Wildlife officials there captured, tagged and released her. Last year, she showed up in the Livermore area with two new cubs.

Due to the age of the cubs, Maine wildlife officials left the bears alone and let them wander. This spring, they returned to the Gats’ home, which is in a heavily wooded area 1 mile from the Androscoggin River and downtown Livermore Falls.

William Gats said Friday that Maine wildlife officials caught all three bears in his yard this spring, but one cub escaped. The other cub was taken to a wildlife rehabilitator to get weaned off birdseed and learn how to survive in the wild.

Devin Harrington said his father, Carl Harrington, videotaped the bear eating from their suet-laced bird feeder in the front yard and posted the video on YouTube.

The healthy-looking bear is shown standing upright, bending the feeder over, shaking it and eating seed, then slowly walking across the Harrington driveway as the bird feeder wobbles back and forth.
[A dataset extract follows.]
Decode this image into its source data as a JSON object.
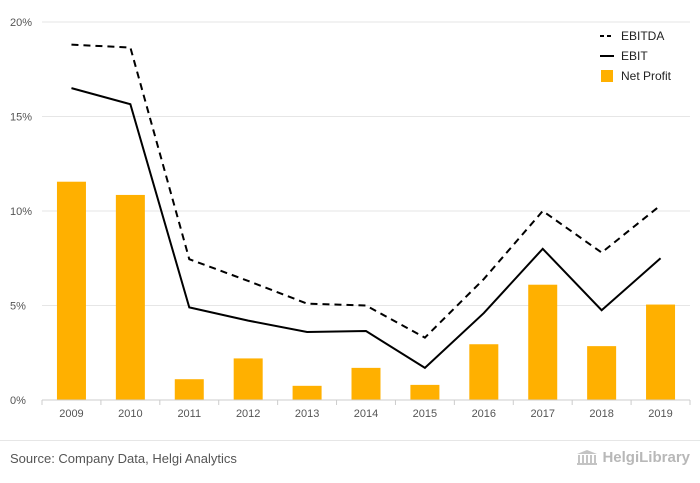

“She’s a beautiful animal with a terrible birdseed habit,” Hulsey said. “She’s been heavily altered by humans, so all she cares about is getting calories and reproducing, and humans are providing the food, unintentionally or intentionally.”

Birdseed is food for wildlife, he said.

“You can’t dictate what wildlife will come to your backyard or not,” Hulsey said. “It makes life hard for us, and it’s sad that we have all these bear problems because of birdseed.”

Because the bear never stays put, she can’t be trapped, he said. She’s roamed through three of seven state warden districts and 10 game warden coverage areas.

If the bear will stay put long enough for them to trap her again, they’ll send her even farther north and release her one more time. The second option is to put her in a facility. Or, “the option none of us wants to do: euthanize her,” Hulsey said.

“She’s becoming more and more of a celebrity, and she’s on YouTube now, I hear,” Hulsey said. “She’s a rolling stone, and she’s on the move.”